Marta Lomas <lomasvega <at> hotmail.com> writes:
>
> Hello everybody,
>
> I would like to know if within the glmmADMB package into R interface
> there is a way to deal with the NAs
> different than applying "dataformodeling= na.omit(dataframe)".
> This way as you may know removes all
> the rows of the data set with at leas 1 NA.
> I would rather prefer to run my models with more observations. Thus,
> I am trying to find the way that the model takes into account the
> rest of information in the affected rows with at least 1 NA that,
> otherwise. with "na.omit", is eliminated.

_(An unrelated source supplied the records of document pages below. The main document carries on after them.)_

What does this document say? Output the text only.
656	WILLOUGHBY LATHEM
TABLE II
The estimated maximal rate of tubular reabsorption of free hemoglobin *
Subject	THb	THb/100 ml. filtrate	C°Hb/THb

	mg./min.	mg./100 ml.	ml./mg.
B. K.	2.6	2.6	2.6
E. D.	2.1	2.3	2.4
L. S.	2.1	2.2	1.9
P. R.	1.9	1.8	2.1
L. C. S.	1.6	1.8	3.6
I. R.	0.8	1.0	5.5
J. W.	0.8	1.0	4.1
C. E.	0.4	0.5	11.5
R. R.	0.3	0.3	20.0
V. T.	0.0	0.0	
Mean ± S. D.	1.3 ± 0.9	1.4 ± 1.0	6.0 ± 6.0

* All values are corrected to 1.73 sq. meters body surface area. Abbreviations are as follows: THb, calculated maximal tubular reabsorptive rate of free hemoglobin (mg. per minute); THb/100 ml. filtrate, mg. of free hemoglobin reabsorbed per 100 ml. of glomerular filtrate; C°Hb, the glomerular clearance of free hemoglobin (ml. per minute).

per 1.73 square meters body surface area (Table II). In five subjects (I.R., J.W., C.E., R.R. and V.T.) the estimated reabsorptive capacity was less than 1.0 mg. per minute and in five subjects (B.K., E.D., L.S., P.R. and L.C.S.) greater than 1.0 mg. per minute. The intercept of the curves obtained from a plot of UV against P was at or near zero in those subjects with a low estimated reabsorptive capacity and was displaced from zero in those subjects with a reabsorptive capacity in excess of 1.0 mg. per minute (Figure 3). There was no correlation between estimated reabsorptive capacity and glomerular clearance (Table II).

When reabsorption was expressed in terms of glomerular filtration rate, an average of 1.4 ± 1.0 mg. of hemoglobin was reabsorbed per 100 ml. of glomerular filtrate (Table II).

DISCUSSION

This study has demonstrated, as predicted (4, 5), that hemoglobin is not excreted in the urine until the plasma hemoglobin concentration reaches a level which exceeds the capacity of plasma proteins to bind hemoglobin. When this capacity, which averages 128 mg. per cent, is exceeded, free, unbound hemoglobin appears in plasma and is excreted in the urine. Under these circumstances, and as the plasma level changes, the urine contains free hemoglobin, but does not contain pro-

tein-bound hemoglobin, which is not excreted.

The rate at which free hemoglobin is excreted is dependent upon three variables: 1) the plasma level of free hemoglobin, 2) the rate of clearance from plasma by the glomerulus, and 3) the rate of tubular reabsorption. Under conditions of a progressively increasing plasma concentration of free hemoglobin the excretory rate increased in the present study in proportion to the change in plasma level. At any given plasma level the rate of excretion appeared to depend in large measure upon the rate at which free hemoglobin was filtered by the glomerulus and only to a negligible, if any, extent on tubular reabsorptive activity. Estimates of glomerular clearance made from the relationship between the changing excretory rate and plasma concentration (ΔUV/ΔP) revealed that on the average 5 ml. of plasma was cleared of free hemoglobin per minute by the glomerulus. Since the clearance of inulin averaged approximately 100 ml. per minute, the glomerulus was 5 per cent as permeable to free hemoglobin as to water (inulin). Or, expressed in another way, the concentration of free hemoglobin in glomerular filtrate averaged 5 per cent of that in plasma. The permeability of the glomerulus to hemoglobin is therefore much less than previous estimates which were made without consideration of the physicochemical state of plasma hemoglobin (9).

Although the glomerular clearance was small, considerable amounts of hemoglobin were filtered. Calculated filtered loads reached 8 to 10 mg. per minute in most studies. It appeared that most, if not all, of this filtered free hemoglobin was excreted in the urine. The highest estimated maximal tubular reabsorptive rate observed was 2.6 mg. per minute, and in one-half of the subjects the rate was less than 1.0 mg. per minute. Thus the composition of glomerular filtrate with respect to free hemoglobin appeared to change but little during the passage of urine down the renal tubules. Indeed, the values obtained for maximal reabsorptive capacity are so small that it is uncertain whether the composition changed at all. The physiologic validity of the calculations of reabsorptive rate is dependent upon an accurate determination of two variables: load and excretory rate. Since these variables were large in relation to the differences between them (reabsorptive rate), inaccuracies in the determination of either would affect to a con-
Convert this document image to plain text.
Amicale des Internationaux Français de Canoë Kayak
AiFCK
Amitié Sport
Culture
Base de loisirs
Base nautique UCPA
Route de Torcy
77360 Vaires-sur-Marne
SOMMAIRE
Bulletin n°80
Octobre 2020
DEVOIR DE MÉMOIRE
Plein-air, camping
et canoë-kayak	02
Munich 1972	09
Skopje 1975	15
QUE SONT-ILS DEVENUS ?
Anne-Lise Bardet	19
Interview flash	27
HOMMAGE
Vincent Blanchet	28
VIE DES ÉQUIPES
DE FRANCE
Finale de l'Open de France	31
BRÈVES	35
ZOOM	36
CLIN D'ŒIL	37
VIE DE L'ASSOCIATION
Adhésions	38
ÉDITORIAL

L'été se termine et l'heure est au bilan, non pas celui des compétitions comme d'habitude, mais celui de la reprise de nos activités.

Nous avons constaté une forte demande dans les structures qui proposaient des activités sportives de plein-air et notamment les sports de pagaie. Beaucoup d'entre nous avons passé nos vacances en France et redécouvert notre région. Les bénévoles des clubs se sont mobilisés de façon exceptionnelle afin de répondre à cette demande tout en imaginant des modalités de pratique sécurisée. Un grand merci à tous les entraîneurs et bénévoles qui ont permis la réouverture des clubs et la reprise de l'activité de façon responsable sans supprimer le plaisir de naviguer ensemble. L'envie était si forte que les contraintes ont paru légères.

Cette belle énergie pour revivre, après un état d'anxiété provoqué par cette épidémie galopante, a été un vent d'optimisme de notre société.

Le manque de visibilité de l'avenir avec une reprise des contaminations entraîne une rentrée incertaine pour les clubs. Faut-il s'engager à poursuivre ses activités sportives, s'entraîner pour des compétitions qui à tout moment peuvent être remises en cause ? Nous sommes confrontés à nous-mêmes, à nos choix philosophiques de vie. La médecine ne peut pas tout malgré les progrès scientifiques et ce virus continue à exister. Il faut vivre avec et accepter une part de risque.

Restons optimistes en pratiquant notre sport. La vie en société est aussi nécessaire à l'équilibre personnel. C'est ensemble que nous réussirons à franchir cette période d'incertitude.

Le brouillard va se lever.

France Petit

I don't think the NA-handling machinery in R really does what you
think it does. In general, other than na.omit and na.fail (the latter
obviously won't do you wany good), the typical choices are na.pass
(which just passes NA values through as is, which will lead to all of
the answers being NA) and na.exclude. The last is useful, but it is
just a convenient function; it still strips the NA values out before
fitting the model but re-introduces them when predicting or returning
residuals.
The basic problem is that you generally *can't* fit statistical
models with NA values in the predictor variables; the mathematics
just wouldn't make sense in general. You either have to do
imputation of some kind to fill in the missing values, or
possibly use some kind of 'random forest' technique to average
over the predictions of different models with different sets
of predictors.
Imputation is non-trivial; Frank Harrell's _Regression Modeling
Strategies_ book and library("sos"); findFn("imputation")
will
get you started if you want to go that direction.